By Briana Vannozzi
“It’s not going to stop any addicts from using but what it’s going to do is help addicts not get diseases, it’s going to help addicts get tested, ” said Garry Kemble.
We found Kemble and his wife Paige Panarello on a visit to Camden’s syringe exchange program. The two are recovering heroin users. They drop by a couple times a month for health services and to pick up clean syringes.
“If there was more of these places I believe there would be a lot less diseases, a lot less overdose a lot more people getting tested,” Kemble said.
There are five sites through the state where intravenous users can get clean needles for free. But there’s no dedicated source of funding to keep them running. Camden served nearly 5,000 new clients last year and handed out almost 200,000 needles.
“Thanks to the syringe access programs here in the state of New Jersey since 2007 when we got started we have been able to reduce HIV AIDS by IDUs by 70 percent,” said Martha Chavis, executive director of the Camden Area Health Education Center.
Clients can drop off dirty needles, too.

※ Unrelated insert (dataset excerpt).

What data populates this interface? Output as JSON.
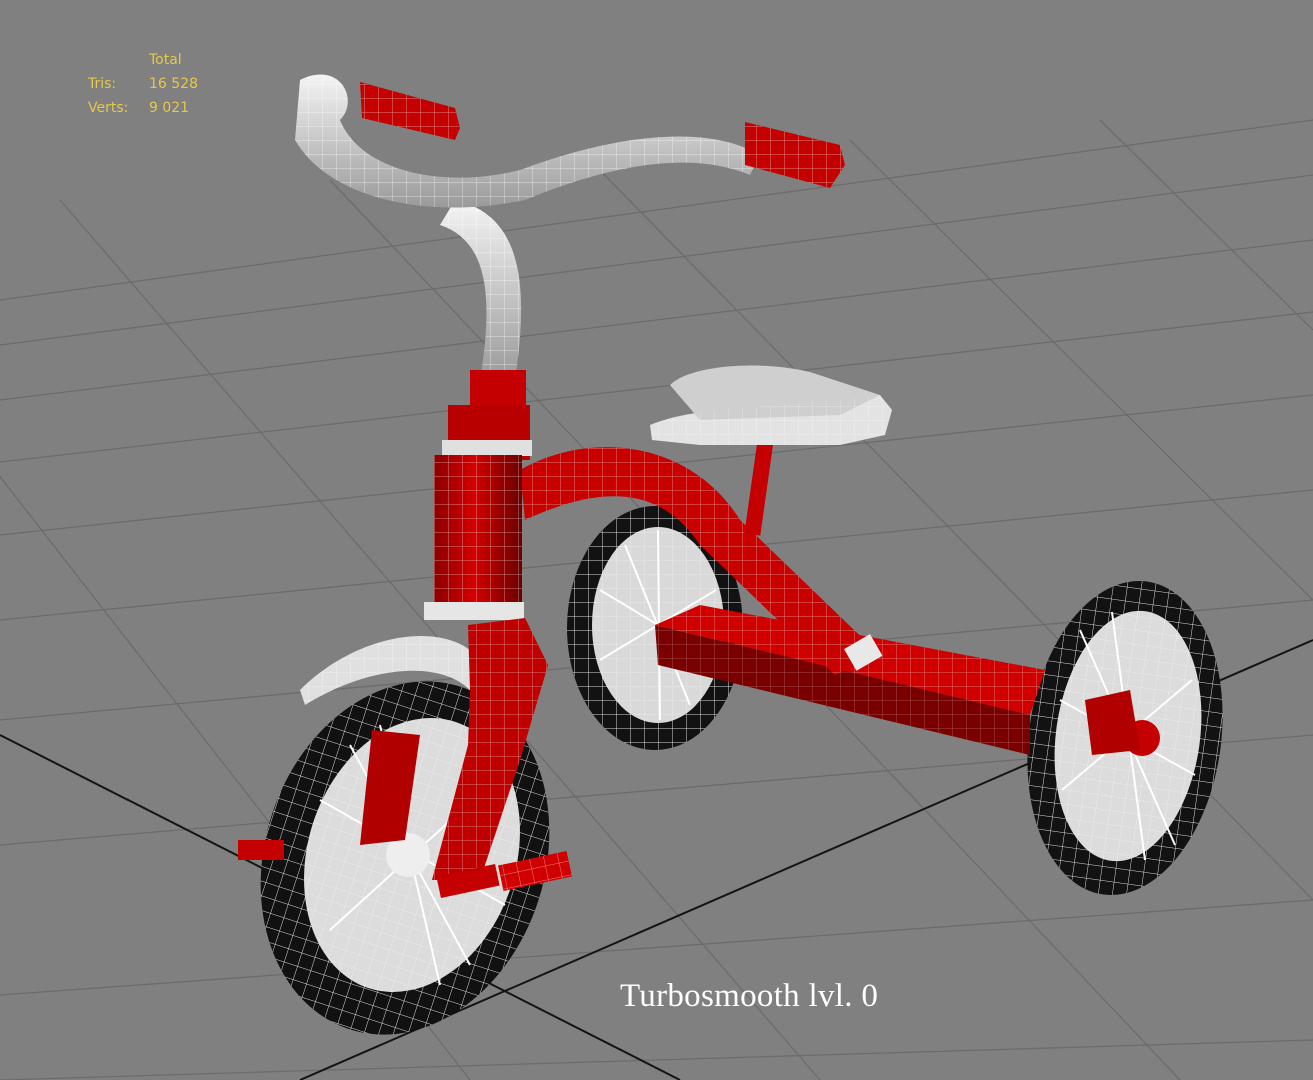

Camden sees two out of every three needles handed out returned.
“We have heard from law enforcement and the community at large that children and everyone else are finding fewer needles on the ground because people are returning the needles,” Chavis said.
Health officials are pushing the Legislature to pass a bill establishing grants that will fund these syringe access programs, or SAP. Camden’s executive director for the area health education center says they need $150,000 a year to run a SAP adequately, but receive just $30,000 through a federally funded state program.
“We had to reduce the number of needles that we hand out to clients from 20 to 10 at a time because we don’t have the kind of funding to make sure that they can have an adequate number of needles,” Chavis said.
The needle exchange is just one part of this program. It gets people in the door and then gives them access to a whole list of other health resources.
“We have an opportunity as we do our needle exchange of talking to these individuals to get them into drug rehabilitation care. We also have an opportunity to get them screened for other STIs, to see if they have Hepatitis C, make sure we can provide them information in terms of not overdosing and all of that matters. So it is a cost savings that is priceless,” Chavis said.
“It’s not promoting drug use. If anything it’s trying to keep the risk down and keep diseases down so people can be clean about this. If you’re going to use, you’re going to use but they also help you and say hey do you want to look into a program like methadone or rehab,” Panarello said.
The Camden SAP site got Kemble to the top of a waiting list for a methadone clinic. They work with a network of health care and rehab providers to get clients treatment. The site recently started Narcan training and handing out kits.
“Just today my mother overdosed and if we didn’t have the Narcan shots, who knows if she would be here right now,” Kemble said.
The system is confidential, judgement free and open to all.